The nanotechnology revolution offers enormous societal and economic benefits for innovation in the fields of engineering, electronics, and medicine. Nevertheless, evidence from rodent studies show that biopersistent engineered nanomaterials (ENMs) stimulate immune, inflammatory, and fibroproliferative responses in the lung, suggesting possible risks for lung diseases or systemic immune disorders as a consequence of occupational, environmental, or consumer exposure. Due to their nanoscale dimensions and increased surface area per unit mass, ENMs have a much greater potential to reach the distal regions of the lung and generate ROS. High aspect ratio ENMs (e.g., nanotubes, nanofibers) activate inflammasomes in macrophages, triggering IL-1β release and neutrophilic infiltration into the lungs. Moreover, some ENMs alter allergen-induced eosinophilic inflammation by immunostimulation, immunosuppression, or modulating the balance between Th1, Th2, and Th17 cells, thereby influencing the nature of the inflammatory response. ENMs also migrate from the lungs across epithelial, endothelial, or mesothelial barriers to stimulate or suppress systemic immune responses.

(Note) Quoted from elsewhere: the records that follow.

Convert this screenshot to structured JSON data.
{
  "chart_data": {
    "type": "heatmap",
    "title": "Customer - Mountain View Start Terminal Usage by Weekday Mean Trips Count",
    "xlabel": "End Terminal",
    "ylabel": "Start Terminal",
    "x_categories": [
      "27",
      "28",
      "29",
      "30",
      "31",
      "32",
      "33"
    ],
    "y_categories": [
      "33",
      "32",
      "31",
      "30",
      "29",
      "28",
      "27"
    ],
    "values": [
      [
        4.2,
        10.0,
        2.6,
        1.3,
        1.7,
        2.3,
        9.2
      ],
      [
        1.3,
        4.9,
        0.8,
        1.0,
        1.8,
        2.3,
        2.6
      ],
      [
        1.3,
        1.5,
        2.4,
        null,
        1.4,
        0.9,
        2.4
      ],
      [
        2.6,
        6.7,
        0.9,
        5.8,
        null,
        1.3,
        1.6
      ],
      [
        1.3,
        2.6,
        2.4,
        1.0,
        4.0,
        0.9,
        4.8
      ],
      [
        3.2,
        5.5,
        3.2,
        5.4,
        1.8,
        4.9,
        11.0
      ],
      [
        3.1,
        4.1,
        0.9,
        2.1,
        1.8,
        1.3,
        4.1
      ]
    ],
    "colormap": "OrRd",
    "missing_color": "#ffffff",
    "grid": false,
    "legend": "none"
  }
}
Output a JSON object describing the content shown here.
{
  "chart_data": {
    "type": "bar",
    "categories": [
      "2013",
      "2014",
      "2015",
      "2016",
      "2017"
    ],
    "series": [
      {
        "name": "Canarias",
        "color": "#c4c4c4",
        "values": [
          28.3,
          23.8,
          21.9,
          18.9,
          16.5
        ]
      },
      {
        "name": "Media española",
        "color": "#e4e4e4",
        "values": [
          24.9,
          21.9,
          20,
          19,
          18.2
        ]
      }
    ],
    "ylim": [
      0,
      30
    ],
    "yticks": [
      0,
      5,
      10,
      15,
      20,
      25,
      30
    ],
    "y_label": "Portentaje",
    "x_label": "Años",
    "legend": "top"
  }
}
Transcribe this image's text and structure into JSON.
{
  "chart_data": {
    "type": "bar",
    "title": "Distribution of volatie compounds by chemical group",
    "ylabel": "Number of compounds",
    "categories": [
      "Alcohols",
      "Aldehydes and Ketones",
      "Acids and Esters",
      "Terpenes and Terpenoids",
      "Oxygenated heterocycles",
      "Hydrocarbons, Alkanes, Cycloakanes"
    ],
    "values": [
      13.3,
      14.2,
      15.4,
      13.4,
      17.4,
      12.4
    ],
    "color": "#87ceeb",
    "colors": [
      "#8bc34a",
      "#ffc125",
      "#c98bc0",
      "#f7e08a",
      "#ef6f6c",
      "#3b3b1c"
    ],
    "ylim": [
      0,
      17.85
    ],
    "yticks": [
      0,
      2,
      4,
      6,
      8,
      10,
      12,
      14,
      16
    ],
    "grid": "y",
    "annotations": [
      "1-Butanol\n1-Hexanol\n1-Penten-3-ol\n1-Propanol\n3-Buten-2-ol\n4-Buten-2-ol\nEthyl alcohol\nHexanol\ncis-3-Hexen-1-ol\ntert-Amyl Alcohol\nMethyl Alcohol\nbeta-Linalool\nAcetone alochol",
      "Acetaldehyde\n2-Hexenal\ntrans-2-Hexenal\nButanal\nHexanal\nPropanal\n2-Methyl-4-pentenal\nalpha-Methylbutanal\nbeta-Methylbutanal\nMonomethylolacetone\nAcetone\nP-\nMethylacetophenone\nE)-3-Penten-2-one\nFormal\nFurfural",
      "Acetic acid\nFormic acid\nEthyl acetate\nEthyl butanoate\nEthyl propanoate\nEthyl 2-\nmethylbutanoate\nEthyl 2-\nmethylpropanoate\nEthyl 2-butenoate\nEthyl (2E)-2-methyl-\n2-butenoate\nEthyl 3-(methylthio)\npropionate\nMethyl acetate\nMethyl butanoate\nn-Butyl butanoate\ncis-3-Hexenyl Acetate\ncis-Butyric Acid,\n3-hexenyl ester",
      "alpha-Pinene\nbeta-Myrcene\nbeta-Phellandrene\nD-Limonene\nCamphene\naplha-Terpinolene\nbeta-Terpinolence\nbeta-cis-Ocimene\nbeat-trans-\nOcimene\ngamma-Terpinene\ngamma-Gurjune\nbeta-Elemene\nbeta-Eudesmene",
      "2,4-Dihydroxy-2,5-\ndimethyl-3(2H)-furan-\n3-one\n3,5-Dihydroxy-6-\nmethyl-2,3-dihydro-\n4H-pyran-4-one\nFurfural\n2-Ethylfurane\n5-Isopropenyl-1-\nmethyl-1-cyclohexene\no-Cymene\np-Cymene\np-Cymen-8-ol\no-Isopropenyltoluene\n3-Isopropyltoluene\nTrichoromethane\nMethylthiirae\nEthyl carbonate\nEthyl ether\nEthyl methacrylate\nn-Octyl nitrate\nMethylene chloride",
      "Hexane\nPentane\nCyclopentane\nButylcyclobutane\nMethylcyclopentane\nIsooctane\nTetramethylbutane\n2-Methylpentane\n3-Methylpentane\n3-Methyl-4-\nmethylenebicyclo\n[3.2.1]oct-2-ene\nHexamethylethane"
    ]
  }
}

Keywords: asthma; innate immunity; lung; nanoparticles.

Figure 1

Illustration summarizing some of the effects of metal oxide nanoparticles (NPs) or carbon nanotubes (CNTs) on airway remodeling in asthma. In normal healthy lungs, Metal NPs (e.g., TiO₂, NiO, ZnO) or CNTs (single- or multi-walled CNTs) stimulate a Th1 inflammatory response characterized by IFN-γ production, classic macrophage activation, neutrophilic infiltration, and fibrosis. Under conditions of pre-existing allergen-induced airway inflammation (i.e., asthma), NPs or CNTs enhance allergen-induced mucus production, modulate allergen-induced airway fibrosis, and alter allergen-induced Th2 responses and eosinophilic inflammation to produce a mixed inflammatory cell immune response.

Figure 2

llustration showing postulated effects of carbon nanotubes (CNTs) or nickel nanoparticles (NiNPs) on pleural inflammation. CNTs or NiNPs taken up by macrophages traffic to the subpleura or exit the lung via lymphatic ducts and produce PDGF to signal mesothelial cell secretion of chemokines (CCL2, CXCL10) that mediate mononuclear cell accumulation at the pleural surface (see ref 9). The inset shows the interaction between a CNT- or NiNP-activated macrophages and a mesothelial cell. Macrophage-derived PDGF stimulates MAP kinase activation in mesothelial cells and NiNPs prolong PDGF-induced MAP kinase activation, leading to synergistic increases in chemokine production (see ref 64).